Last week, the Department of Energy (DOE) released the U.S. National Clean Hydrogen Strategy and Roadmap, a strategy to bring clean hydrogen power to the forefront of industry. The strategy’s goal is to decarbonize applications to "10 million metric tonnes (MMT) of clean hydrogen by 2030, 20 MMT annually by 2040, and 50 MMT annually by 2050." Or in simpler terms, cutting current U.S. emissions approximately 10 percent by 2050 relative to 2005 levels.
The plan builds off the $9.5 billion set aside by the Bipartisan Infrastructure Law to fund green hydrogen cheaper for emissions-heavy industries, including steel production, heavy-duty transportation and long-duration energy storage.
Green hydrogen production is dependent upon electrolysis, or the splitting of water into hydrogen and oxygen. This reaction takes place in an apparatus called an electrolyzer. As this tech is vital to the production and longevity of green hydrogen, the strategy outlines a $1 billion Clean Hydrogen Electrolysis Program to "improve efficiency and cost-effectiveness of electrolysis technologies by supporting the entire innovation chain — from research, development and demonstration to commercialization and deployment."
DOE estimates that by 2030, 100,000 new and indirect jobs will form due to an increase in green hydrogen production and infrastructure.
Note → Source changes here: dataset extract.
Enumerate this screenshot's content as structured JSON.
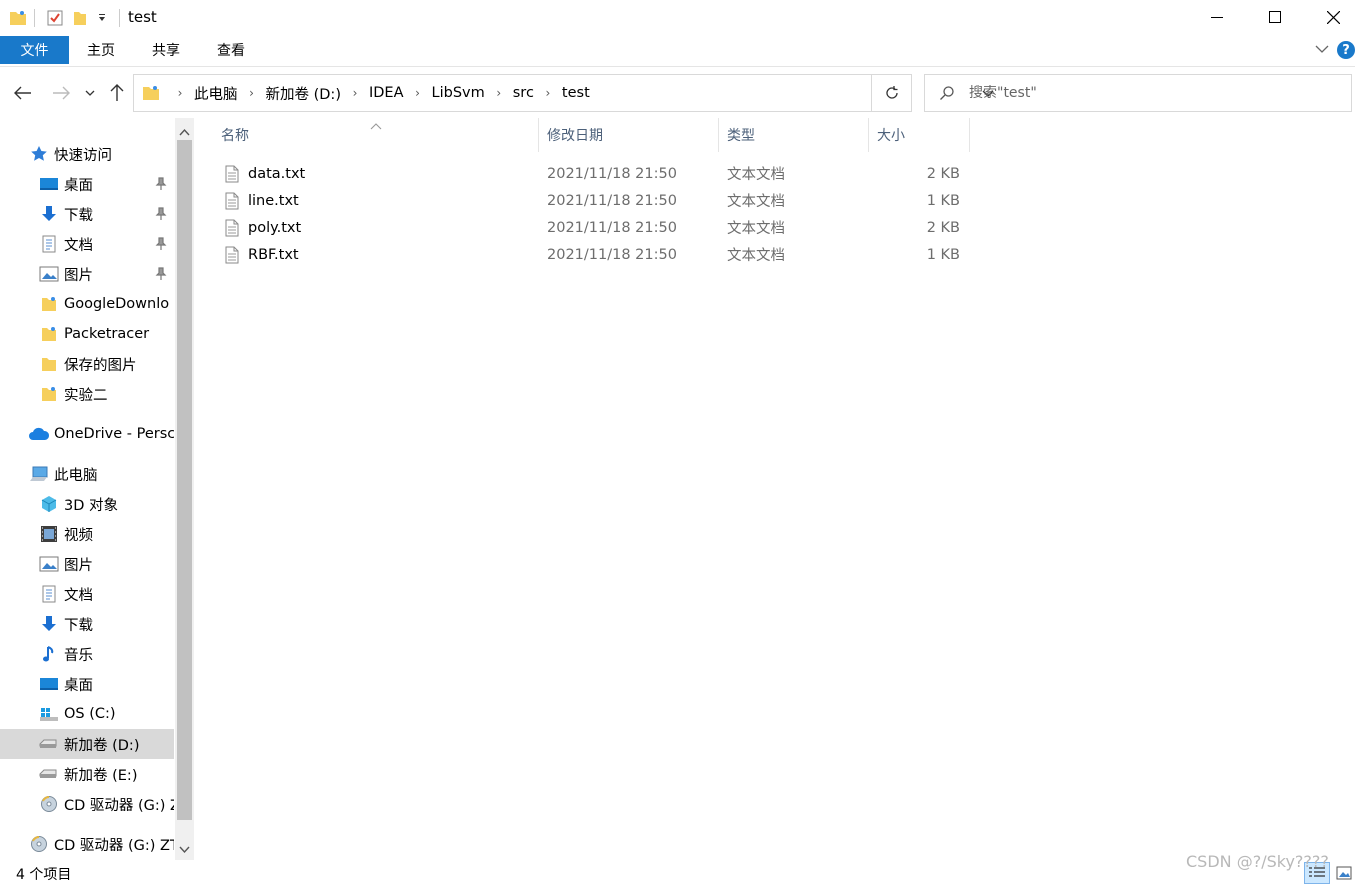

The roadmap emphasizes three key strategies for success; high-impact uses for clean hydrogen, reducing the cost of clean hydrogen, and the development of regional clean hydrogen networks. To achieve these ends, the DOE will "collaborate with industry, academia, national laboratories, local and Tribal communities, the energy and environmental justice communities, labor unions, and numerous stakeholder groups to accelerate progress and market liftoff."
The Hydrogen Production Tax Credit (PTC) of the Inflation Reduction Act is also highlighted in the roadmap as an incentivizing factor for accelerated clean hydrogen production. PTC awards up to $3 per kilogram of green hydrogen produced through 2032.
The roadmap will be reviewed and updated every three years.